There is no doubt that we have succeeded in dominating nature to an undreamed-of degree, but we have not been capable of dominating our dominion over nature. (Marshall D. Sahlins).
This second Biennial aims to reveal keys to a reading of contemporary thought on the basis of “silence”, a line of reasoning constructed from the interconnection between two simultaneous exhibitions, “Immersions”, being held in Las Palmas de Gran Canaria, and “Scenes and Settings”, taking place in Santa Cruz, Tenerife: two projects engaged in a mutual dialogue, incorporating some of the numerous sounds that inhabit silence. “silence” as a place where we can project a series of questions, where we can explore the patient capacity of human beings to listen to the music of the landscape, to perceive and extract from “silence” the harmony or conflicts in its composition and projects and to discover the shapes of silence (Carmen Pardo).

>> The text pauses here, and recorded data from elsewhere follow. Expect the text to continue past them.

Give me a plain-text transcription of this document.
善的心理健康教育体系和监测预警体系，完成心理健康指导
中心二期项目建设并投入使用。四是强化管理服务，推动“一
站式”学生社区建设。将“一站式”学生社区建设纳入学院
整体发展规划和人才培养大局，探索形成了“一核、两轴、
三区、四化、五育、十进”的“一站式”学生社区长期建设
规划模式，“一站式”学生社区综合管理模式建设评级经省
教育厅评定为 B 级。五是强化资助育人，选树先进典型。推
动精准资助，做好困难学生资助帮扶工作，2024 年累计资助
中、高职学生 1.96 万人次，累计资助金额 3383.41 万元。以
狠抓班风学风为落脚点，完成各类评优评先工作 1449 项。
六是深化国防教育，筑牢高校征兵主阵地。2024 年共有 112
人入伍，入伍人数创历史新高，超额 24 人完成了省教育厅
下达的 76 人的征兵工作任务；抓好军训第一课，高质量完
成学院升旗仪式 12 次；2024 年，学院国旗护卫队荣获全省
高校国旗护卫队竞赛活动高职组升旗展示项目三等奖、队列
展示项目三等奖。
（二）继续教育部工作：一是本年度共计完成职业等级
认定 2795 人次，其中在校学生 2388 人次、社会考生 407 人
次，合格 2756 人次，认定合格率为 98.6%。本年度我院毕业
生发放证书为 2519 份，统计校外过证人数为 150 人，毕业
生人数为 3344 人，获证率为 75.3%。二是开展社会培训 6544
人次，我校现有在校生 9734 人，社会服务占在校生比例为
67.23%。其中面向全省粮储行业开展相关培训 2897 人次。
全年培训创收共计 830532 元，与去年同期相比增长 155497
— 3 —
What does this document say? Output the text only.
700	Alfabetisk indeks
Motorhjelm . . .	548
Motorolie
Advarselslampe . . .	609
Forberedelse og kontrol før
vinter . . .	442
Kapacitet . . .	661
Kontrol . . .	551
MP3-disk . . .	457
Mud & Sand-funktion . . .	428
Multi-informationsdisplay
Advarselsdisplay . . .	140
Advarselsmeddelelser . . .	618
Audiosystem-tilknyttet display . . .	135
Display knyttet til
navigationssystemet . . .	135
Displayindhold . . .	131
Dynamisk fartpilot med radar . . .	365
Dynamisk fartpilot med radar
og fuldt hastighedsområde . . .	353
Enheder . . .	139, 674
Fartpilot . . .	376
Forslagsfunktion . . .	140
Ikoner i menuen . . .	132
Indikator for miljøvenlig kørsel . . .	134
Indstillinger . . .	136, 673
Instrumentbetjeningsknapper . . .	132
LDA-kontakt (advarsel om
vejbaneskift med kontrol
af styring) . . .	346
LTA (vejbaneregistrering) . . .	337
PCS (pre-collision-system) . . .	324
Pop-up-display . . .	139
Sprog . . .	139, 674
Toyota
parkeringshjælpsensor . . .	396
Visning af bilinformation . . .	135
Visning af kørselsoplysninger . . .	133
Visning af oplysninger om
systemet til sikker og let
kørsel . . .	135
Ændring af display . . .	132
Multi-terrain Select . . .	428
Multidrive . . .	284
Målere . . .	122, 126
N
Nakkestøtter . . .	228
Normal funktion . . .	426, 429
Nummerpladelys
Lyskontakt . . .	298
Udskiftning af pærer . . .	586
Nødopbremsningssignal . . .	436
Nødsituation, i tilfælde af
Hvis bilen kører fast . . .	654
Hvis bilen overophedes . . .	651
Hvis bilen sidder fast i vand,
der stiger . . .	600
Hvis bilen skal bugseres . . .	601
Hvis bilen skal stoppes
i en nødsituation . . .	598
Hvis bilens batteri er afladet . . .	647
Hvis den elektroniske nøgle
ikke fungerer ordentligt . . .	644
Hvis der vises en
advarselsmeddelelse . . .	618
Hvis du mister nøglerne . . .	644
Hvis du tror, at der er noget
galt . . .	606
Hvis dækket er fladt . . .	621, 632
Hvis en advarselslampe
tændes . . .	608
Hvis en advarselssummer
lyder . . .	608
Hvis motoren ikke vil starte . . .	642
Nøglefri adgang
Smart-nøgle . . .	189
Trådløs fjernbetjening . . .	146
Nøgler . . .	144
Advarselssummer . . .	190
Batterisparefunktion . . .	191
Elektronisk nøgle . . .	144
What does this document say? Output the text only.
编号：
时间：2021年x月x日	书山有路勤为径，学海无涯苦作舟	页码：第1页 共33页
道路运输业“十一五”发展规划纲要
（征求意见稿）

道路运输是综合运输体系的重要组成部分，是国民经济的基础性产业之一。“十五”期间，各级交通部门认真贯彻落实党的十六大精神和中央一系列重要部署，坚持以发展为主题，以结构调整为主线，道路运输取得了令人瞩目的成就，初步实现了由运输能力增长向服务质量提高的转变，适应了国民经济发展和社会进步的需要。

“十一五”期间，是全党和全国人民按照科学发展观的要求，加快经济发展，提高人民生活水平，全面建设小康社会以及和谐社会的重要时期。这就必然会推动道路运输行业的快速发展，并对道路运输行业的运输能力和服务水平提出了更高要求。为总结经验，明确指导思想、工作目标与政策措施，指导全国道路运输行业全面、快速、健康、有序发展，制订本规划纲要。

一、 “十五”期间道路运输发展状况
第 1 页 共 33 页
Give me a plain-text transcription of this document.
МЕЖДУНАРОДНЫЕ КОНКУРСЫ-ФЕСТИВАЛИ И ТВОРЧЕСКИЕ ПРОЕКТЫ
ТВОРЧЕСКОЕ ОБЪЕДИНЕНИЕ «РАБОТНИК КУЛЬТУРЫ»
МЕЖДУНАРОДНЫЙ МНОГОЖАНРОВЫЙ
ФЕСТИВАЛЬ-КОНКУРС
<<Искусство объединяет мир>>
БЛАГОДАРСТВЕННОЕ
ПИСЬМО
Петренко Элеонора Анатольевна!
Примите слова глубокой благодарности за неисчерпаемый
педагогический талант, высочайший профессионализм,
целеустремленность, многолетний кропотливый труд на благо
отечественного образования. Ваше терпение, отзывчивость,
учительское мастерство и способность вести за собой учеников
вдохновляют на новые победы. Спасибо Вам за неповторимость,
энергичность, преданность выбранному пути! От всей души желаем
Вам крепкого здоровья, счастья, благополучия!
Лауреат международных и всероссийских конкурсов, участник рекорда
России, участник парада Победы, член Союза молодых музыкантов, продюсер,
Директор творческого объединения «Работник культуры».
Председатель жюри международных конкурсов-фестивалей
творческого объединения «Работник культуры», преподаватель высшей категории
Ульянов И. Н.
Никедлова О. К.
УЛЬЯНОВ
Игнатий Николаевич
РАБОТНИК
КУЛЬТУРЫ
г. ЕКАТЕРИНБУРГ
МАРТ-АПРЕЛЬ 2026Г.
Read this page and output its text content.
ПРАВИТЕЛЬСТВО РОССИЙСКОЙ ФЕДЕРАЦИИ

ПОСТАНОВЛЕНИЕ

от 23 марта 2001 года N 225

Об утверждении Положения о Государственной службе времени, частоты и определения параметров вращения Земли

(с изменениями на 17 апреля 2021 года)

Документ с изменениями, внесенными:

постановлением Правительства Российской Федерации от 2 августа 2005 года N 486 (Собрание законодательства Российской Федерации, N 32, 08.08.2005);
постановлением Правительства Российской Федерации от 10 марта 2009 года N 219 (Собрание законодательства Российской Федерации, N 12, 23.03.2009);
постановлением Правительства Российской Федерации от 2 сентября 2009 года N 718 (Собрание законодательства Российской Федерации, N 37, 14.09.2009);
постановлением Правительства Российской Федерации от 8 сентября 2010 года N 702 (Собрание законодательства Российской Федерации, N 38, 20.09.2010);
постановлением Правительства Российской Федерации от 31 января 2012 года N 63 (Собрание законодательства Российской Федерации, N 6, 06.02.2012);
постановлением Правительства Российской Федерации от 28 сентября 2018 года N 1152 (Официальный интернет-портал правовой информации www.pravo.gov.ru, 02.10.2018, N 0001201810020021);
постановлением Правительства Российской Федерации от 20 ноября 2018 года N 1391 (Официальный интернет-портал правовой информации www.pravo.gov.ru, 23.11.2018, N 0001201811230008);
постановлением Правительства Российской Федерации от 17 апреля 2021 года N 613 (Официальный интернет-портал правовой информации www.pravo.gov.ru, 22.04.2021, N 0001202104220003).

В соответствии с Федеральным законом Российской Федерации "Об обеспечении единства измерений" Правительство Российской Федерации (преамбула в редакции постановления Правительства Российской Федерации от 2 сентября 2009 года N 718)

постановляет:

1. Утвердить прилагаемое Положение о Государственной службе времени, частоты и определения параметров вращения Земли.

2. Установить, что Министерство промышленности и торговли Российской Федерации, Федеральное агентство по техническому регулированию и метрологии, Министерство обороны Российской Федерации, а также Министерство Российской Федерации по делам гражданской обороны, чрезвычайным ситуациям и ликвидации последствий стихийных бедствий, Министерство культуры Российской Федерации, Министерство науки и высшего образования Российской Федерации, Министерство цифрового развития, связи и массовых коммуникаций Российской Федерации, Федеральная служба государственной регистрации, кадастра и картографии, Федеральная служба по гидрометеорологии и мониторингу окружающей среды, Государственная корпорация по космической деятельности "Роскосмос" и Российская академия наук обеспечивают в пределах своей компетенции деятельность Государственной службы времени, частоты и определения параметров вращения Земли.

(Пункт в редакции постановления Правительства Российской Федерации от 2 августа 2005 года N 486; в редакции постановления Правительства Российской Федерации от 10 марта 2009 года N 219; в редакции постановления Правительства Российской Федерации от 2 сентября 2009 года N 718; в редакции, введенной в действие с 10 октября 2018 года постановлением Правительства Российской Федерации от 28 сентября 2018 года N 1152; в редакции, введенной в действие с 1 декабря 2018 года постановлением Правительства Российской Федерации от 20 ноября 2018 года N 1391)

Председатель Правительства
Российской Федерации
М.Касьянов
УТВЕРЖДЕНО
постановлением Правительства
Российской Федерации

Man does not invent the landscape, but he is active within it together with nature, in its availability, in its dictates in relation to what man asks of it. (EugenioTurri).
But culture changes, and so do technical resources and relationships with physical forms of territory constantly adapting themselves to people’s needs and interests. To the fact, on the one hand, that space is “physically constructed”, and to universal biological needs. Perhaps these are what we need to recognise as the primary basic requirements for listening to the LANDSCAPE.